In the wake of Wednesday’s Conservative leadership “debate” – and I use the term loosely because there was no actual debate, just presentations sans Power Point – the wedge that Kellie Leitch has been nursing in her campaign became all the more stark. While Michael Chong may have been first out of the gate with his condemnation, Deepak Obhrai has used it to crank his campaign up a notch yesterday, with both an appeal for support in order to oppose Leitch specifically, and also told tales about messages he’s received from Leitch supporters telling him to leave the country.

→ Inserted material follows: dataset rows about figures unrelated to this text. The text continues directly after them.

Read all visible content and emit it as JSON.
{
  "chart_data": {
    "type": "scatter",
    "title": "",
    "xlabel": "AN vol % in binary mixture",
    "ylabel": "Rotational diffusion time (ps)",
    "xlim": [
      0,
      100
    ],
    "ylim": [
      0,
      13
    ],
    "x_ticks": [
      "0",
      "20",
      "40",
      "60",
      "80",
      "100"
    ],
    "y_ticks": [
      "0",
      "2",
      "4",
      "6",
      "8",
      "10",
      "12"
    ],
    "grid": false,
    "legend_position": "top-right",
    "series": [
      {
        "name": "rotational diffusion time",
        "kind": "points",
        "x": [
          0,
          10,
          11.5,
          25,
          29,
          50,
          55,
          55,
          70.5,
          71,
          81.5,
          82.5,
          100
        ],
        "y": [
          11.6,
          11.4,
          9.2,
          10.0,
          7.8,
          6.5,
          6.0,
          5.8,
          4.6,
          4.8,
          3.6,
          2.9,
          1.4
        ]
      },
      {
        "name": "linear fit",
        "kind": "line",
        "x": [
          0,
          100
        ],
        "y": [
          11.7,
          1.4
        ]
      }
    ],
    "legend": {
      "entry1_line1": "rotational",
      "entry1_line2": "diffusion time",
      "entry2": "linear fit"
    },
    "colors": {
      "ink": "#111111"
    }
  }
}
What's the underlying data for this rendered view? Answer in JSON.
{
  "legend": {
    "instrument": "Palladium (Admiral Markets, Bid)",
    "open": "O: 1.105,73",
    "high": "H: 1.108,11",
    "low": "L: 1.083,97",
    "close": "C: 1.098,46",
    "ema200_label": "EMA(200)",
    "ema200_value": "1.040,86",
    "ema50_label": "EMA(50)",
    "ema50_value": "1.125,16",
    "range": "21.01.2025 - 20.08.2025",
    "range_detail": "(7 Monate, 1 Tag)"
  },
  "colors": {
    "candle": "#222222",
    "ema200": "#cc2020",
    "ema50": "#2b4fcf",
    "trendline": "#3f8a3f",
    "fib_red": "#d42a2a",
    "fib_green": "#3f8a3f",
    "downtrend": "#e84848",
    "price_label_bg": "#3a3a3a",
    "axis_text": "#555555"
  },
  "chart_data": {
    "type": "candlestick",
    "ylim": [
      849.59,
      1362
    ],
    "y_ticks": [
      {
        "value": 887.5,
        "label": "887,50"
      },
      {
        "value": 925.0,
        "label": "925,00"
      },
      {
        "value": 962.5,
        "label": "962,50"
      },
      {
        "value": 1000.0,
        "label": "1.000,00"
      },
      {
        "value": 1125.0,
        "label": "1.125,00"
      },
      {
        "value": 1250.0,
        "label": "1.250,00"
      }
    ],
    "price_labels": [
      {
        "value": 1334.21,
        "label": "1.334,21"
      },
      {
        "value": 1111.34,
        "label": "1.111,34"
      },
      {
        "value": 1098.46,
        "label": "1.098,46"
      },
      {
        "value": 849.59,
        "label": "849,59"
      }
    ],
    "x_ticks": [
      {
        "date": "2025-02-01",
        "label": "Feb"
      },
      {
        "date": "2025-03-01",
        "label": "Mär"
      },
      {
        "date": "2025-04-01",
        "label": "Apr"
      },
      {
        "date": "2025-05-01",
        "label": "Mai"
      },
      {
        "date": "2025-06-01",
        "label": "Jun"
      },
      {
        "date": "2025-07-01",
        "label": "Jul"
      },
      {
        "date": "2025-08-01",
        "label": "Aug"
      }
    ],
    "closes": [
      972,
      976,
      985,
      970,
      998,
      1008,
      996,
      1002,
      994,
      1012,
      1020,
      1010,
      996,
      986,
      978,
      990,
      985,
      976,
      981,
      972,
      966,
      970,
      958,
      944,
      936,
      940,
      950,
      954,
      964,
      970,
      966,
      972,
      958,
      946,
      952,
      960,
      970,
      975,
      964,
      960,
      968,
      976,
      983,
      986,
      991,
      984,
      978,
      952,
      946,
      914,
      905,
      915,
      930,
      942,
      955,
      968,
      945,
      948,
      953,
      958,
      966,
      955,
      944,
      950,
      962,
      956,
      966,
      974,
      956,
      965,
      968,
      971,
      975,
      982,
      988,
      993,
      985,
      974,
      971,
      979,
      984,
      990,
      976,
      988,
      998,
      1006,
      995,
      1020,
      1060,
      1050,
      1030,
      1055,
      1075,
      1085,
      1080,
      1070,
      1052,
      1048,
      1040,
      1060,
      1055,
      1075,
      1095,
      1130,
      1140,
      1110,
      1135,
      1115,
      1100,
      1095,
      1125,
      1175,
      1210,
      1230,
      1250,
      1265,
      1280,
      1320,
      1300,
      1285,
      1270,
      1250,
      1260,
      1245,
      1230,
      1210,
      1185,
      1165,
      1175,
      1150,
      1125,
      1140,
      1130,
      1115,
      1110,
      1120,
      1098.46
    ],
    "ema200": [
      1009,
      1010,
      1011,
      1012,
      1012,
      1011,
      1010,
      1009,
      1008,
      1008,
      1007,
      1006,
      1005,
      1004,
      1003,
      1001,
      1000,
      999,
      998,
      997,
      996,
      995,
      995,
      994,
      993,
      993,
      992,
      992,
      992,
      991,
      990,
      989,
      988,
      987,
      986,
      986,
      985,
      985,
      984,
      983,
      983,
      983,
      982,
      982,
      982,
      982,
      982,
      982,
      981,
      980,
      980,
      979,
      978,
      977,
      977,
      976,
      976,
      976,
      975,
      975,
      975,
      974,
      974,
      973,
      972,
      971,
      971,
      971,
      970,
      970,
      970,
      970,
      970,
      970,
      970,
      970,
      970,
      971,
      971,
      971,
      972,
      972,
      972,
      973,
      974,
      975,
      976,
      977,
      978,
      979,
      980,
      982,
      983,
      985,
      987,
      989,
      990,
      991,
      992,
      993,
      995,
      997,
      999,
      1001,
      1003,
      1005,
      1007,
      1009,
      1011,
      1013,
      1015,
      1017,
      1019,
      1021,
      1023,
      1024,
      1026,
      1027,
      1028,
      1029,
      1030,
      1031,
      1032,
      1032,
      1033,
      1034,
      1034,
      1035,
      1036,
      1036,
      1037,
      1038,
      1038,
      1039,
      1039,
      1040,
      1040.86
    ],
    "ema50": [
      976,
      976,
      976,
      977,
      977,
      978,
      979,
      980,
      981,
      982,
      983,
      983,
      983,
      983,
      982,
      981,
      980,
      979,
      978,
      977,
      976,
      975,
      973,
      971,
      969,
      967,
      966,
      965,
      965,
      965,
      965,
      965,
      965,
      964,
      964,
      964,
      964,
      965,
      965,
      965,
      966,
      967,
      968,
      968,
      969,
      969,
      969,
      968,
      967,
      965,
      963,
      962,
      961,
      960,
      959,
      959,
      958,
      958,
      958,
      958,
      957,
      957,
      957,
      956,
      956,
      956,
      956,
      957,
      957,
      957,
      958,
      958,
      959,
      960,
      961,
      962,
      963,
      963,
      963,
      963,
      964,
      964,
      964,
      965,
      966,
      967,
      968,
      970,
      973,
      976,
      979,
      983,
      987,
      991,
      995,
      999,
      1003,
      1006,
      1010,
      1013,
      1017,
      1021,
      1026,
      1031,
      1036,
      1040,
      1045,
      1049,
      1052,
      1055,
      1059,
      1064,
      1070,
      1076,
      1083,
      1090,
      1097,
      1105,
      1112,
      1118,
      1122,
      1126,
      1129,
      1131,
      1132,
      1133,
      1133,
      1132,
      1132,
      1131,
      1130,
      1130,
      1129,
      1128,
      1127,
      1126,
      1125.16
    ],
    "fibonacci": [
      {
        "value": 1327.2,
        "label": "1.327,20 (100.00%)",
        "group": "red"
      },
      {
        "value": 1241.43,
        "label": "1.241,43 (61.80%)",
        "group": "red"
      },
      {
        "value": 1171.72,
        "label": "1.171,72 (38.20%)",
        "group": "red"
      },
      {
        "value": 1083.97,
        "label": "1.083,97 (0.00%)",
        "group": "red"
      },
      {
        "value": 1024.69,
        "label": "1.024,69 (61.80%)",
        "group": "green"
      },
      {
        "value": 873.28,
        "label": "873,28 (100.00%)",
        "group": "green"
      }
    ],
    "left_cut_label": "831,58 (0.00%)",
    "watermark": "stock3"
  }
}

At one point during the presentations on Wednesday, Leitch held up a book Points of Entry from sociologist Victor Satzewich to justify her screening proposals. The problem? That Satzewich’s conclusions in the book were the opposite of hers, that the system was working, that demanding more face-to-face interviews for all visa applications would make the system grind to a halt, and that while he went into the research sceptical, his research convinced him that things were better than he had initially surmised. So that’s kind of embarrassing for Leitch (or would be if she had any demonstrated capacity for shame, which I’m not convinced is the case).

Meanwhile Leitch, whose other Trumpian note has been to rail against “elites” – as though she were not the epitome of one – has been holding fundraisers in Toronto with Bay Street lawyers for $500 a pop. You know, more of those elites which she’s totally not one of. Also, if she’s so convinced that she’s going to be Prime Minister by 2019, isn’t this some kind of ethical conflict for her to be holding these kinds of cash-for-access fundraisers?